We Know Just How He Feels
Richard Morrison, chief music critic of The Times (London), filed his review of the Royal Opera House’s production of Verdi’s La traviata, and had this to say about the Violetta:
Until last night sheer bad luck had shielded me from the full-on Anna Netrebko experience. But now that I’ve seen, heard, and inwardly drooled over the sensational 36-year-old Russian soprano at first hand, there’s no going back.Shaken, stirred, and still quivering at the knees, I’m an altered man.
The odd thing is that Richard Eyre’s 13-year-old Royal Opera staging — hot on period detail, and flaunting surely the largest lampshade in London, but a little tepid in the debauchery department — doesn’t even give Netrebko the chance to display her famed visual divertissements.
When she played Violetta in a modern-dress Salzburg production of Verdi’s opera recently, her little red frock was widely considered the most exciting thing to happen in Austria since the war.
In Covent Garden’s crinolines, by contrast, she has to do it all with charisma and voice. But boy, does she do it! This is a Violetta whose every passing feeling — of hope and hopelessness, regret and resignation, passion and pain — is writ large not just in her face and gesture but in her singing as well.
I expected effortlessly commanding top notes and peachy tone, but not the wonderfully subtle variations in colour and phrasing. And the way she turns her final aria from deathbed murmur to fierce, fatalistic cry of pride and defiance is mesmerising.

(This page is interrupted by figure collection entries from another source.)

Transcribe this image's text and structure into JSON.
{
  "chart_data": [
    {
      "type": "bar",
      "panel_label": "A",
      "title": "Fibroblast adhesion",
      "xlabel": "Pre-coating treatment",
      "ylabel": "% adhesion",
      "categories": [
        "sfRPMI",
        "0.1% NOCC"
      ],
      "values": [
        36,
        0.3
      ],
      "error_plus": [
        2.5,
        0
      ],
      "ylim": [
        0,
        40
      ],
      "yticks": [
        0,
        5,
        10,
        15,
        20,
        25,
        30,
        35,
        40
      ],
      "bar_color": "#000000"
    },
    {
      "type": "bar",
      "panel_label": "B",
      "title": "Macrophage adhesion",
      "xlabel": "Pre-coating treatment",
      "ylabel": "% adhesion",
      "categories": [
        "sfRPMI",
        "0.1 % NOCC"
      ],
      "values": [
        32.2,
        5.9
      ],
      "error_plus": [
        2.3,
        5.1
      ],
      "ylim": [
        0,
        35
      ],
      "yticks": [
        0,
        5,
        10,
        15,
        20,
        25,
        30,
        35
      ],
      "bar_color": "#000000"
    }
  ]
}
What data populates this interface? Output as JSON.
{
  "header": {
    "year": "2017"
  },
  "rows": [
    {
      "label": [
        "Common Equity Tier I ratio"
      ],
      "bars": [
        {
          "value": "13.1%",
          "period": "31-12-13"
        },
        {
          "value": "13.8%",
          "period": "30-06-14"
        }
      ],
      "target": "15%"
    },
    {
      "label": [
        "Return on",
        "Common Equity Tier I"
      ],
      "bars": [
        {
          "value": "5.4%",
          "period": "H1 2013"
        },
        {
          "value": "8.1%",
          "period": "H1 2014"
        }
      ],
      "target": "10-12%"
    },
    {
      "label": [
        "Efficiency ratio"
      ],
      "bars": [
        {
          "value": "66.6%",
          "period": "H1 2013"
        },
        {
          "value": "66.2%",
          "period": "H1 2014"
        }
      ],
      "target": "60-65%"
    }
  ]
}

If you like your fallen women wan and limpid, look elsewhere. Netrebko’s Violetta — glowing with inner fervour, even at the end — doesn’t have an ounce of self-pity. But she is utterly convincing and utterly natural. She seems to be concocting her thoughts, her words, even the very notes she sings, as she goes.
Compare with the following from this February 2007 post of ours:
So I tuned in the PBS telecast of the Met's Puritani last night. Why, you may ask, did I subject myself willingly to this risible piece of typical bel canto trash? To ogle Anna Netrebko, of course. Curious thing is, while I came to ogle, I left involved. With the opera, that is, so dramatically convincing was Netrebko's performance. No mean trick that, in this static Sicilian soap opera in which the music is pure organ grinder kitsch, and the drama, nonexistent.Does Netrebko have a beautiful voice? Indeed she does: velvety plush, quite beautiful, and up to handling the vocal requirements of the role. Is she vocally on a par technically with a Sutherland or a Sills in this rep? She most decidedly is not. But, then, few are.
My point is that Netrebko was riveting in a role which is anything but riveting, and that, boys and girls, requires a native genius impossible to acquire. Anna Netrebko. Not just a drop-dead gorgeous babe with a gorgeous voice, but an opera phenomenon.
We know just how Mr. Morrison feels.